Jumat, 31 Maret 2017

Narasi Basi Bernama Klaim Pribumi dan Non-Pribumi

Maret tahun ini undur diri dengan cara yang tak elok. Pengujung bulan ketiga kali ini jatuh di hari Jumat, hari penuh keutamaan yang paling diarep-arep oleh PNS plus anak sekolah karena kebanyakan dari mereka hanya masuk setengah hari saja. Sebagian muslim menantikan kedatangan hari ini karena hampir bisa dipastikan mereka bakal menyambangi masjid untuk melaksanakan ibadah shalat Jumat, tapi sebagian sisanya, menanti kedatangan Jumat (31/3) untuk mengikuti aksi 313 yang terkonsentrasi di Masjid Istiqlal, Jakarta Pusat.

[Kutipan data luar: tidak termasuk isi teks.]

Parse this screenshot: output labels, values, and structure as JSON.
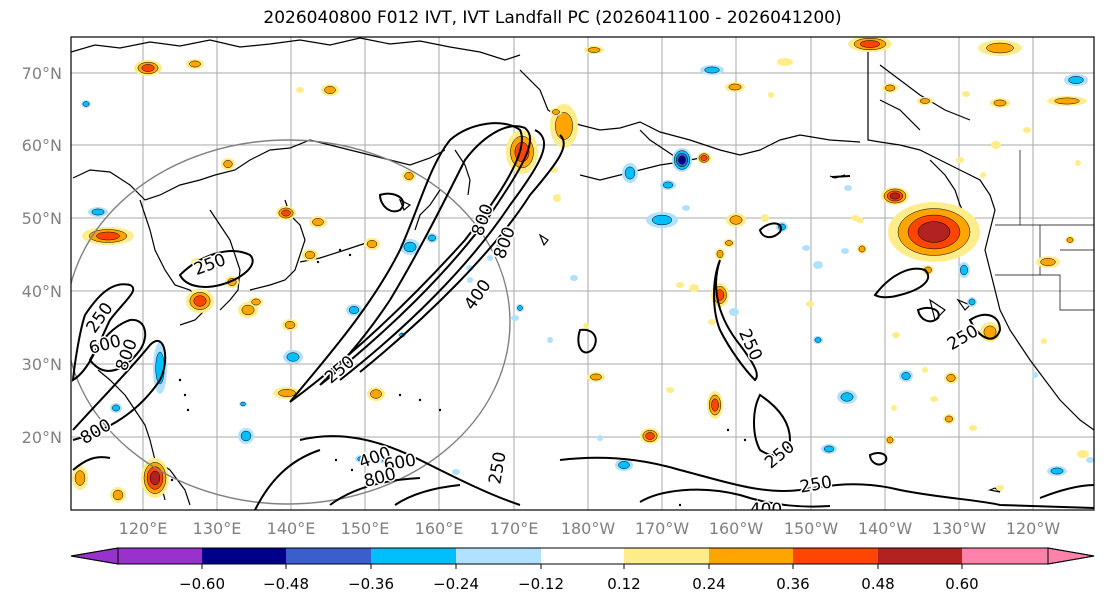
{
  "title": "2026040800 F012 IVT, IVT Landfall PC (2026041100 - 2026041200)",
  "map": {
    "lat_labels": [
      "70°N",
      "60°N",
      "50°N",
      "40°N",
      "30°N",
      "20°N"
    ],
    "lon_labels": [
      "120°E",
      "130°E",
      "140°E",
      "150°E",
      "160°E",
      "170°E",
      "180°W",
      "170°W",
      "160°W",
      "150°W",
      "140°W",
      "130°W",
      "120°W"
    ],
    "contour_labels": [
      "250",
      "250",
      "250",
      "250",
      "250",
      "250",
      "250",
      "250",
      "400",
      "400",
      "400",
      "600",
      "600",
      "800",
      "800",
      "800",
      "800",
      "800"
    ]
  },
  "colorbar": {
    "tick_labels": [
      "−0.60",
      "−0.48",
      "−0.36",
      "−0.24",
      "−0.12",
      "0.12",
      "0.24",
      "0.36",
      "0.48",
      "0.60"
    ],
    "colors": [
      "#9932cc",
      "#00008b",
      "#3a5fcd",
      "#00bfff",
      "#b0e2ff",
      "#ffffff",
      "#ffec8b",
      "#ffa500",
      "#ff4500",
      "#b22222",
      "#ff82ab"
    ]
  }
}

Saya tak pernah mempersoalkan aksi tersebut, karena menurut saya, sekonyol dan sedungu apapun ide yang dibawa oleh kolektif massa dalam sebuah aksi demonstrasi, yang jelas negara memang memberi ruang dan mempersilakan mereka untuk melakukan itu. Yang penting bagi saya belum tentu penting bagi mereka, vice-versa, jadi kiranya bukan domain saya untuk mempersoalkan jenis aksi yang mereka gelar. Tapi yang jelas, urusan mau ngece atau ngecroi aksi itu jadi lain soal.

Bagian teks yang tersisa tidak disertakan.